Modigliani R, Pieddeloup C, Hecketsweiler P, Descos L, Lerebours E, Vernisse B, Costil V, Bitoun A, Lacroute J M, Maire P
Gastroenterol Clin Biol. 1983 Aug-Sep;7(8-9):683-92.
The prevention of relapse in quiescent Crohn's disease remains a major therapeutic challenge. The present study is a double blind placebo (P)-controlled, randomized, multicentre cooperative trial designed to test the effectiveness of levamisole (L) in the prophylaxis against flare up in patients with quiescent Crohn's disease. The trial included 2 successive phases: a) phase I:167 patients with inactive disease (but who had not had previous resection of all diseased tissue) were randomly and double blindly assigned to receive either L (150 mg orally once weekly) or P; patients were randomized in 2 strata: those having experienced a recent flare up (within the 3 months preceding their entry into the trial: red strata) versus others (blue strata). Patients were followed up at 3 monthly intervals during 2 years. Initially there was no significant difference between L and P groups as regard to age, sex ratio, duration of disease at the time of randomization, incidence of prior intestinal resection, Crohn's disease topography, clinical activity; biological activity was slightly but significantly higher (P less than 0.05) in the P group. Twelve patients were withdrawn from analysis (lost to follow-up: 2; inadequate respect of the protocol: 10), leaving 155 patients (78 L, 77 P) who completed the study. L did not significantly influence any of the following parameters: incidence of attacks (L: 37 p. 100; P: 35 p. 100), lag time between the entry into the trial and the occurrence of the attack (L: 32.7 +/- 5.2; P: 41.8 +/- 5.8; m +/- SEM; weeks), curves of maintenance in remission (Kaplan-Meier method), outcome rank, severity of attacks. Attempts to analyse separately certain subgroups--subjects with purely colonic (+/- anal) disease, subjects with small bowel localization (+/- anus), patients of the red or blue strata--did not show any statistical difference between L and P. Thirteen patients left the trial for minor intolerance (10 L, 3 P). b) Phase II lasted one further year and involved the patients still in remission and in the trial at the end of phase I (n = 57). Those who had received L during phase I were randomized between continuance of L (L leads to L) vs. a change to P (L leads to P); those who had been on P during phase I were randomized between continuance of P vs. a switch to L.(ABSTRACT TRUNCATED AT 400 WORDS)
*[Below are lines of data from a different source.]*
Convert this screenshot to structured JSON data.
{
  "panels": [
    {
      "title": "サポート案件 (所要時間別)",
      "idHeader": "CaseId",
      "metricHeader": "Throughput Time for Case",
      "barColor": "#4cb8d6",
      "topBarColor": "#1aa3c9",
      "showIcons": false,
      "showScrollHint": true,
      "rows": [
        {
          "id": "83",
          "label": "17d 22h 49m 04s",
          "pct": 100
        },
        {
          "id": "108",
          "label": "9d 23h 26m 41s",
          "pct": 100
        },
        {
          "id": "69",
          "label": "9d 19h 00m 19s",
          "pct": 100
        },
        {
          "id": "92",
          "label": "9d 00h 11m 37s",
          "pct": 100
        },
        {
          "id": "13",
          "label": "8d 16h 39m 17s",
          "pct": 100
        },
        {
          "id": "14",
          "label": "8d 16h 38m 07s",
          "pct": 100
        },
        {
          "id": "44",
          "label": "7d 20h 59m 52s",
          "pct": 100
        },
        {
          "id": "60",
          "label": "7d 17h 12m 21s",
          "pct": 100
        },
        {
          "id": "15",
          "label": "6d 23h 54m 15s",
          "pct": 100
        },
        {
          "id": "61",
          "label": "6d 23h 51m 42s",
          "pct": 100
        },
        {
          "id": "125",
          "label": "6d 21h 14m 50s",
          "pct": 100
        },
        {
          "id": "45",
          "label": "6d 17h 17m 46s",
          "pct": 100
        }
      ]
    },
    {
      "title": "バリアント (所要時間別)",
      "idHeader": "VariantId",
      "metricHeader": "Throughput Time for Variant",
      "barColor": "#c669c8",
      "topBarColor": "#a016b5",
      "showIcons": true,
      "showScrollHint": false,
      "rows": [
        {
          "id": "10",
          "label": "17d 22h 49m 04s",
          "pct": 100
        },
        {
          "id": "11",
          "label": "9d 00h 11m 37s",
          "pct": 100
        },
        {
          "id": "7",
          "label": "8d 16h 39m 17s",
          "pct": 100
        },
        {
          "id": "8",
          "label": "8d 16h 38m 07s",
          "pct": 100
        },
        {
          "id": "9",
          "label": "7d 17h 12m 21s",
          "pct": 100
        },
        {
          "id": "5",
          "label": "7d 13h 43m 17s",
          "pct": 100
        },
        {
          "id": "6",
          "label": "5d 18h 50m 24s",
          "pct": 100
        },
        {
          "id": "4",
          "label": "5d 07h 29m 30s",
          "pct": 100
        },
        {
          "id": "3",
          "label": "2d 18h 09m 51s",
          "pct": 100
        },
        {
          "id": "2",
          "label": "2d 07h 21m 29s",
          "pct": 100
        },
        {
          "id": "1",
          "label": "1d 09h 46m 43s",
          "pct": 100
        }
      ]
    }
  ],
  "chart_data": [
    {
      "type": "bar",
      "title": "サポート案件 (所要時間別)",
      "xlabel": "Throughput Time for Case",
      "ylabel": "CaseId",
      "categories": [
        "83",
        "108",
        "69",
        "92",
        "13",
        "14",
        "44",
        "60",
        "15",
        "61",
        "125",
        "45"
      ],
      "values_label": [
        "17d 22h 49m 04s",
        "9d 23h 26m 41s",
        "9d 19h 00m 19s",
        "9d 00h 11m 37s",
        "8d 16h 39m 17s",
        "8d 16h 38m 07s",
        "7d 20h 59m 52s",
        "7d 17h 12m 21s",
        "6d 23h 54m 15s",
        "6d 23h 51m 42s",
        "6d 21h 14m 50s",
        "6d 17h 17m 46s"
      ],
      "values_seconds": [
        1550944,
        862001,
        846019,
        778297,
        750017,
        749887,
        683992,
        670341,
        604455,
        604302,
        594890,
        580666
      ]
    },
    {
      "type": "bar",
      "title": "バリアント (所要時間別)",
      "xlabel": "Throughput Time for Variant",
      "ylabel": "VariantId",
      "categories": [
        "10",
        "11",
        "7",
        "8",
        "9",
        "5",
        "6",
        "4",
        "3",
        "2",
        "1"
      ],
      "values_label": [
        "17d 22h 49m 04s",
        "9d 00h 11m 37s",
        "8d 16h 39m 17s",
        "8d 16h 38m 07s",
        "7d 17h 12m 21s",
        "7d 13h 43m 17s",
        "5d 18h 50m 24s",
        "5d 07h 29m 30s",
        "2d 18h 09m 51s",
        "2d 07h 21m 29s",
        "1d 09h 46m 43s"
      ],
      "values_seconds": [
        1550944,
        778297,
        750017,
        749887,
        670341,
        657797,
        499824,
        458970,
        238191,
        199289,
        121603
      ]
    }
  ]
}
静止期克罗恩病复发的预防仍是一项重大的治疗挑战。本研究是一项双盲安慰剂对照、随机、多中心合作试验,旨在测试左旋咪唑(L)预防静止期克罗恩病患者病情复发的有效性。该试验包括两个连续阶段:a)第一阶段:167例病情静止(但之前未切除所有病变组织)的患者被随机双盲分配接受L(每周口服150毫克)或安慰剂(P);患者按两个层次随机分组:近期有病情复发者(在进入试验前3个月内:红色层次)与其他患者(蓝色层次)。在两年时间里,每3个月对患者进行一次随访。最初,L组和P组在年龄、性别比、随机分组时的病程、既往肠道切除发生率、克罗恩病病变部位、临床活动度方面无显著差异;P组的生物学活性略高但有显著差异(P<0.05)。12例患者退出分析(失访:2例;未充分遵守方案:10例),剩余155例患者(78例L组,77例P组)完成研究。L对以下任何参数均无显著影响:发作发生率(L组:37%;P组:35%)、进入试验至发作的间隔时间(L组:32.7±5.2;P组:41.8±5.8;均值±标准误;周)、缓解维持曲线(Kaplan-Meier法)、结局等级、发作严重程度。对某些亚组进行单独分析——单纯结肠(±肛门)疾病患者、小肠病变(±肛门)患者、红色或蓝色层次的患者——未显示L组和P组之间有任何统计学差异。13例患者因轻微不耐受退出试验(10例L组,3例P组)。b)第二阶段又持续了一年,纳入了在第一阶段结束时仍处于缓解期且仍在试验中的患者(n = 57)。在第一阶段接受L治疗的患者被随机分为继续接受L治疗(L组继续用L)与改为接受P治疗(L组改为P);在第一阶段接受P治疗的患者被随机分为继续接受P治疗与改为接受L治疗。